A user describes what they want in natural language. They interact with a cheap model, e.g. even whatever they can run on their local hardware. This local model decides if the user is asking for something actionable, and if so performs an embedding-based retrieval of relevant mini-apps from the library to approach their request (say it is fed the top 100). Its context on these only needs to be a set of typed input arguments, a typed output, and a short description of the tool. The cheap model then only has to decide a) if the correct mini-app exists in the exact form the user requested (in which case, fill in arguments and execute), or b) if it doesn't (in which case, defer to some self-supervised agentic programming setup like Claude Code in a Ralph loop, which are far from perfect but work fine for under 1000 lines in a single file). You can even get the coding agent to expand the capabilities of existing mini-apps rather than creating them fresh. Either way, it spits out a deterministic script, not a prompt or a chain-of-thought, but an actual program with hardcoded values. The script gets tested in a sandbox. From then on it runs without any LLM involvement (unless explicitly outlined as app logic): no tokens, no reasoning, no hallucinations. The LLM was the compiler and the script is the compiled artifact. Nobody re-runs gcc every time they execute a program, but when the source language is English and the target is JavaScript we seem to have forgotten that.
Generation is maybe 20% of the problem though. The interesting part is what comes after: you validate the script in a sandbox before it touches anything real, then you monitor it in production with standard observability. When it fails, you classify why. Only if it's a genuine code bug do you call the LLM back to read the error, patch the script, test the patch, and deploy it. One LLM call fixes every future execution, and if the fix makes things worse you roll back. When the user needs something the script doesn't cover yet, you expand the existing code rather than generating from scratch.

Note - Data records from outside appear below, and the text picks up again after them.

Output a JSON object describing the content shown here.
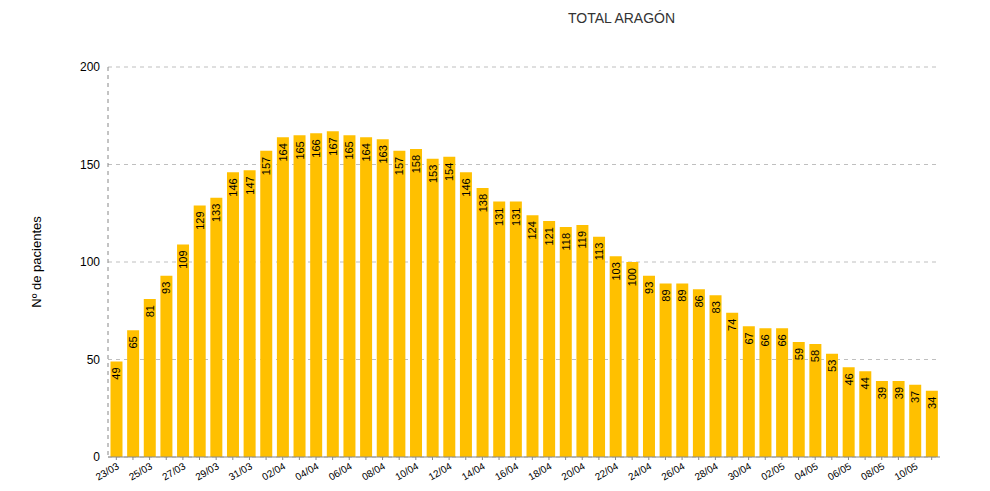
{
  "chart_data": {
    "type": "bar",
    "title": "TOTAL ARAGÓN",
    "y_label": "Nº de pacientes",
    "categories": [
      "23/03",
      null,
      "25/03",
      null,
      "27/03",
      null,
      "29/03",
      null,
      "31/03",
      null,
      "02/04",
      null,
      "04/04",
      null,
      "06/04",
      null,
      "08/04",
      null,
      "10/04",
      null,
      "12/04",
      null,
      "14/04",
      null,
      "16/04",
      null,
      "18/04",
      null,
      "20/04",
      null,
      "22/04",
      null,
      "24/04",
      null,
      "26/04",
      null,
      "28/04",
      null,
      "30/04",
      null,
      "02/05",
      null,
      "04/05",
      null,
      "06/05",
      null,
      "08/05",
      null,
      "10/05",
      null
    ],
    "values": [
      49,
      65,
      81,
      93,
      109,
      129,
      133,
      146,
      147,
      157,
      164,
      165,
      166,
      167,
      165,
      164,
      163,
      157,
      158,
      153,
      154,
      146,
      138,
      131,
      131,
      124,
      121,
      118,
      119,
      113,
      103,
      100,
      93,
      89,
      89,
      86,
      83,
      74,
      67,
      66,
      66,
      59,
      58,
      53,
      46,
      44,
      39,
      39,
      37,
      34
    ],
    "color": "#FFC000",
    "ylim": [
      0,
      200
    ],
    "yticks": [
      0,
      50,
      100,
      150,
      200
    ],
    "grid": true,
    "data_labels": true
  }
}
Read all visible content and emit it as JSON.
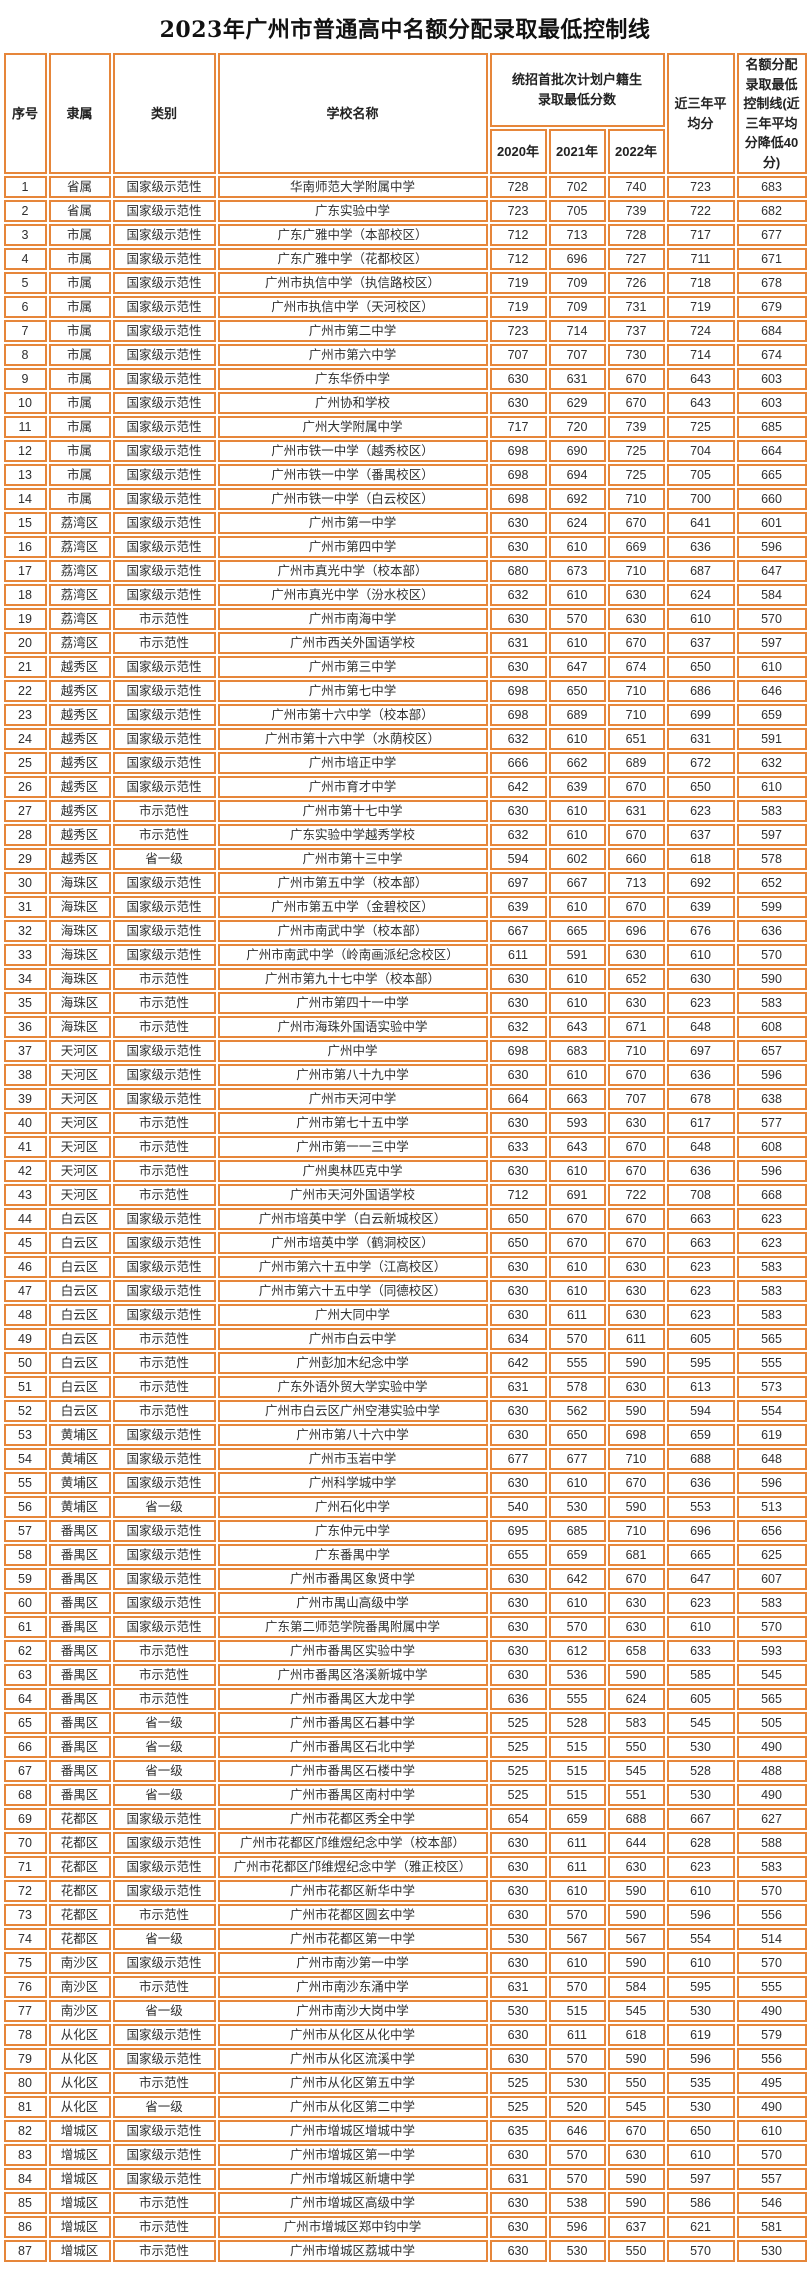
{
  "title": "2023年广州市普通高中名额分配录取最低控制线",
  "colors": {
    "table_border": "#e6863a",
    "title_text": "#111111",
    "cell_text": "#2f2f2f"
  },
  "table": {
    "headers": {
      "seq": "序号",
      "affiliation": "隶属",
      "category": "类别",
      "school": "学校名称",
      "score_group": "统招首批次计划户籍生录取最低分数",
      "year_2020": "2020年",
      "year_2021": "2021年",
      "year_2022": "2022年",
      "avg": "近三年平均分",
      "quota_line": "名额分配录取最低控制线(近三年平均分降低40分)"
    },
    "rows": [
      [
        1,
        "省属",
        "国家级示范性",
        "华南师范大学附属中学",
        728,
        702,
        740,
        723,
        683
      ],
      [
        2,
        "省属",
        "国家级示范性",
        "广东实验中学",
        723,
        705,
        739,
        722,
        682
      ],
      [
        3,
        "市属",
        "国家级示范性",
        "广东广雅中学（本部校区）",
        712,
        713,
        728,
        717,
        677
      ],
      [
        4,
        "市属",
        "国家级示范性",
        "广东广雅中学（花都校区）",
        712,
        696,
        727,
        711,
        671
      ],
      [
        5,
        "市属",
        "国家级示范性",
        "广州市执信中学（执信路校区）",
        719,
        709,
        726,
        718,
        678
      ],
      [
        6,
        "市属",
        "国家级示范性",
        "广州市执信中学（天河校区）",
        719,
        709,
        731,
        719,
        679
      ],
      [
        7,
        "市属",
        "国家级示范性",
        "广州市第二中学",
        723,
        714,
        737,
        724,
        684
      ],
      [
        8,
        "市属",
        "国家级示范性",
        "广州市第六中学",
        707,
        707,
        730,
        714,
        674
      ],
      [
        9,
        "市属",
        "国家级示范性",
        "广东华侨中学",
        630,
        631,
        670,
        643,
        603
      ],
      [
        10,
        "市属",
        "国家级示范性",
        "广州协和学校",
        630,
        629,
        670,
        643,
        603
      ],
      [
        11,
        "市属",
        "国家级示范性",
        "广州大学附属中学",
        717,
        720,
        739,
        725,
        685
      ],
      [
        12,
        "市属",
        "国家级示范性",
        "广州市铁一中学（越秀校区）",
        698,
        690,
        725,
        704,
        664
      ],
      [
        13,
        "市属",
        "国家级示范性",
        "广州市铁一中学（番禺校区）",
        698,
        694,
        725,
        705,
        665
      ],
      [
        14,
        "市属",
        "国家级示范性",
        "广州市铁一中学（白云校区）",
        698,
        692,
        710,
        700,
        660
      ],
      [
        15,
        "荔湾区",
        "国家级示范性",
        "广州市第一中学",
        630,
        624,
        670,
        641,
        601
      ],
      [
        16,
        "荔湾区",
        "国家级示范性",
        "广州市第四中学",
        630,
        610,
        669,
        636,
        596
      ],
      [
        17,
        "荔湾区",
        "国家级示范性",
        "广州市真光中学（校本部）",
        680,
        673,
        710,
        687,
        647
      ],
      [
        18,
        "荔湾区",
        "国家级示范性",
        "广州市真光中学（汾水校区）",
        632,
        610,
        630,
        624,
        584
      ],
      [
        19,
        "荔湾区",
        "市示范性",
        "广州市南海中学",
        630,
        570,
        630,
        610,
        570
      ],
      [
        20,
        "荔湾区",
        "市示范性",
        "广州市西关外国语学校",
        631,
        610,
        670,
        637,
        597
      ],
      [
        21,
        "越秀区",
        "国家级示范性",
        "广州市第三中学",
        630,
        647,
        674,
        650,
        610
      ],
      [
        22,
        "越秀区",
        "国家级示范性",
        "广州市第七中学",
        698,
        650,
        710,
        686,
        646
      ],
      [
        23,
        "越秀区",
        "国家级示范性",
        "广州市第十六中学（校本部）",
        698,
        689,
        710,
        699,
        659
      ],
      [
        24,
        "越秀区",
        "国家级示范性",
        "广州市第十六中学（水荫校区）",
        632,
        610,
        651,
        631,
        591
      ],
      [
        25,
        "越秀区",
        "国家级示范性",
        "广州市培正中学",
        666,
        662,
        689,
        672,
        632
      ],
      [
        26,
        "越秀区",
        "国家级示范性",
        "广州市育才中学",
        642,
        639,
        670,
        650,
        610
      ],
      [
        27,
        "越秀区",
        "市示范性",
        "广州市第十七中学",
        630,
        610,
        631,
        623,
        583
      ],
      [
        28,
        "越秀区",
        "市示范性",
        "广东实验中学越秀学校",
        632,
        610,
        670,
        637,
        597
      ],
      [
        29,
        "越秀区",
        "省一级",
        "广州市第十三中学",
        594,
        602,
        660,
        618,
        578
      ],
      [
        30,
        "海珠区",
        "国家级示范性",
        "广州市第五中学（校本部）",
        697,
        667,
        713,
        692,
        652
      ],
      [
        31,
        "海珠区",
        "国家级示范性",
        "广州市第五中学（金碧校区）",
        639,
        610,
        670,
        639,
        599
      ],
      [
        32,
        "海珠区",
        "国家级示范性",
        "广州市南武中学（校本部）",
        667,
        665,
        696,
        676,
        636
      ],
      [
        33,
        "海珠区",
        "国家级示范性",
        "广州市南武中学（岭南画派纪念校区）",
        611,
        591,
        630,
        610,
        570
      ],
      [
        34,
        "海珠区",
        "市示范性",
        "广州市第九十七中学（校本部）",
        630,
        610,
        652,
        630,
        590
      ],
      [
        35,
        "海珠区",
        "市示范性",
        "广州市第四十一中学",
        630,
        610,
        630,
        623,
        583
      ],
      [
        36,
        "海珠区",
        "市示范性",
        "广州市海珠外国语实验中学",
        632,
        643,
        671,
        648,
        608
      ],
      [
        37,
        "天河区",
        "国家级示范性",
        "广州中学",
        698,
        683,
        710,
        697,
        657
      ],
      [
        38,
        "天河区",
        "国家级示范性",
        "广州市第八十九中学",
        630,
        610,
        670,
        636,
        596
      ],
      [
        39,
        "天河区",
        "国家级示范性",
        "广州市天河中学",
        664,
        663,
        707,
        678,
        638
      ],
      [
        40,
        "天河区",
        "市示范性",
        "广州市第七十五中学",
        630,
        593,
        630,
        617,
        577
      ],
      [
        41,
        "天河区",
        "市示范性",
        "广州市第一一三中学",
        633,
        643,
        670,
        648,
        608
      ],
      [
        42,
        "天河区",
        "市示范性",
        "广州奥林匹克中学",
        630,
        610,
        670,
        636,
        596
      ],
      [
        43,
        "天河区",
        "市示范性",
        "广州市天河外国语学校",
        712,
        691,
        722,
        708,
        668
      ],
      [
        44,
        "白云区",
        "国家级示范性",
        "广州市培英中学（白云新城校区）",
        650,
        670,
        670,
        663,
        623
      ],
      [
        45,
        "白云区",
        "国家级示范性",
        "广州市培英中学（鹤洞校区）",
        650,
        670,
        670,
        663,
        623
      ],
      [
        46,
        "白云区",
        "国家级示范性",
        "广州市第六十五中学（江高校区）",
        630,
        610,
        630,
        623,
        583
      ],
      [
        47,
        "白云区",
        "国家级示范性",
        "广州市第六十五中学（同德校区）",
        630,
        610,
        630,
        623,
        583
      ],
      [
        48,
        "白云区",
        "国家级示范性",
        "广州大同中学",
        630,
        611,
        630,
        623,
        583
      ],
      [
        49,
        "白云区",
        "市示范性",
        "广州市白云中学",
        634,
        570,
        611,
        605,
        565
      ],
      [
        50,
        "白云区",
        "市示范性",
        "广州彭加木纪念中学",
        642,
        555,
        590,
        595,
        555
      ],
      [
        51,
        "白云区",
        "市示范性",
        "广东外语外贸大学实验中学",
        631,
        578,
        630,
        613,
        573
      ],
      [
        52,
        "白云区",
        "市示范性",
        "广州市白云区广州空港实验中学",
        630,
        562,
        590,
        594,
        554
      ],
      [
        53,
        "黄埔区",
        "国家级示范性",
        "广州市第八十六中学",
        630,
        650,
        698,
        659,
        619
      ],
      [
        54,
        "黄埔区",
        "国家级示范性",
        "广州市玉岩中学",
        677,
        677,
        710,
        688,
        648
      ],
      [
        55,
        "黄埔区",
        "国家级示范性",
        "广州科学城中学",
        630,
        610,
        670,
        636,
        596
      ],
      [
        56,
        "黄埔区",
        "省一级",
        "广州石化中学",
        540,
        530,
        590,
        553,
        513
      ],
      [
        57,
        "番禺区",
        "国家级示范性",
        "广东仲元中学",
        695,
        685,
        710,
        696,
        656
      ],
      [
        58,
        "番禺区",
        "国家级示范性",
        "广东番禺中学",
        655,
        659,
        681,
        665,
        625
      ],
      [
        59,
        "番禺区",
        "国家级示范性",
        "广州市番禺区象贤中学",
        630,
        642,
        670,
        647,
        607
      ],
      [
        60,
        "番禺区",
        "国家级示范性",
        "广州市禺山高级中学",
        630,
        610,
        630,
        623,
        583
      ],
      [
        61,
        "番禺区",
        "国家级示范性",
        "广东第二师范学院番禺附属中学",
        630,
        570,
        630,
        610,
        570
      ],
      [
        62,
        "番禺区",
        "市示范性",
        "广州市番禺区实验中学",
        630,
        612,
        658,
        633,
        593
      ],
      [
        63,
        "番禺区",
        "市示范性",
        "广州市番禺区洛溪新城中学",
        630,
        536,
        590,
        585,
        545
      ],
      [
        64,
        "番禺区",
        "市示范性",
        "广州市番禺区大龙中学",
        636,
        555,
        624,
        605,
        565
      ],
      [
        65,
        "番禺区",
        "省一级",
        "广州市番禺区石碁中学",
        525,
        528,
        583,
        545,
        505
      ],
      [
        66,
        "番禺区",
        "省一级",
        "广州市番禺区石北中学",
        525,
        515,
        550,
        530,
        490
      ],
      [
        67,
        "番禺区",
        "省一级",
        "广州市番禺区石楼中学",
        525,
        515,
        545,
        528,
        488
      ],
      [
        68,
        "番禺区",
        "省一级",
        "广州市番禺区南村中学",
        525,
        515,
        551,
        530,
        490
      ],
      [
        69,
        "花都区",
        "国家级示范性",
        "广州市花都区秀全中学",
        654,
        659,
        688,
        667,
        627
      ],
      [
        70,
        "花都区",
        "国家级示范性",
        "广州市花都区邝维煜纪念中学（校本部）",
        630,
        611,
        644,
        628,
        588
      ],
      [
        71,
        "花都区",
        "国家级示范性",
        "广州市花都区邝维煜纪念中学（雅正校区）",
        630,
        611,
        630,
        623,
        583
      ],
      [
        72,
        "花都区",
        "国家级示范性",
        "广州市花都区新华中学",
        630,
        610,
        590,
        610,
        570
      ],
      [
        73,
        "花都区",
        "市示范性",
        "广州市花都区圆玄中学",
        630,
        570,
        590,
        596,
        556
      ],
      [
        74,
        "花都区",
        "省一级",
        "广州市花都区第一中学",
        530,
        567,
        567,
        554,
        514
      ],
      [
        75,
        "南沙区",
        "国家级示范性",
        "广州市南沙第一中学",
        630,
        610,
        590,
        610,
        570
      ],
      [
        76,
        "南沙区",
        "市示范性",
        "广州市南沙东涌中学",
        631,
        570,
        584,
        595,
        555
      ],
      [
        77,
        "南沙区",
        "省一级",
        "广州市南沙大岗中学",
        530,
        515,
        545,
        530,
        490
      ],
      [
        78,
        "从化区",
        "国家级示范性",
        "广州市从化区从化中学",
        630,
        611,
        618,
        619,
        579
      ],
      [
        79,
        "从化区",
        "国家级示范性",
        "广州市从化区流溪中学",
        630,
        570,
        590,
        596,
        556
      ],
      [
        80,
        "从化区",
        "市示范性",
        "广州市从化区第五中学",
        525,
        530,
        550,
        535,
        495
      ],
      [
        81,
        "从化区",
        "省一级",
        "广州市从化区第二中学",
        525,
        520,
        545,
        530,
        490
      ],
      [
        82,
        "增城区",
        "国家级示范性",
        "广州市增城区增城中学",
        635,
        646,
        670,
        650,
        610
      ],
      [
        83,
        "增城区",
        "国家级示范性",
        "广州市增城区第一中学",
        630,
        570,
        630,
        610,
        570
      ],
      [
        84,
        "增城区",
        "国家级示范性",
        "广州市增城区新塘中学",
        631,
        570,
        590,
        597,
        557
      ],
      [
        85,
        "增城区",
        "市示范性",
        "广州市增城区高级中学",
        630,
        538,
        590,
        586,
        546
      ],
      [
        86,
        "增城区",
        "市示范性",
        "广州市增城区郑中钧中学",
        630,
        596,
        637,
        621,
        581
      ],
      [
        87,
        "增城区",
        "市示范性",
        "广州市增城区荔城中学",
        630,
        530,
        550,
        570,
        530
      ]
    ]
  }
}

The codebase grows organically, each piece tested and deterministic.
Out of that full lifecycle (generate, validate, deploy, monitor, self-heal, expand) the LLM participates in three stages and is absent from the other three, which are the ones that run constantly.
AI writes code fast but someone still has to verify it. If you're verifying on every execution you're drowning; if you verify once at compile time and the artifact is deterministic, you're done. Your compiled scripts also don't care when the provider silently downgrades the model or tweaks the safety filters, because they never call the model at all. And as the library of compiled scripts grows, the match rate for new requests climbs, so inference cost amortises over time rather than scaling linearly with usage.
If you take this seriously, the LLM's role in your architecture shifts. It's not the brain of your system; it's the brain of your build pipeline. Most agent frameworks today are interpreters that parse, reason about, and execute every request from source at full cost with no guarantee of consistency. What you probably want is a compiler that does that work once, emits a deterministic artifact, and gets out of the way.
I'm calling it: significantly higher dependence on much larger tools, with ever-decreasing use of skills, over the course of the next year. Because broken tools can be fixed.
The fastest LLM call is the one you made last month.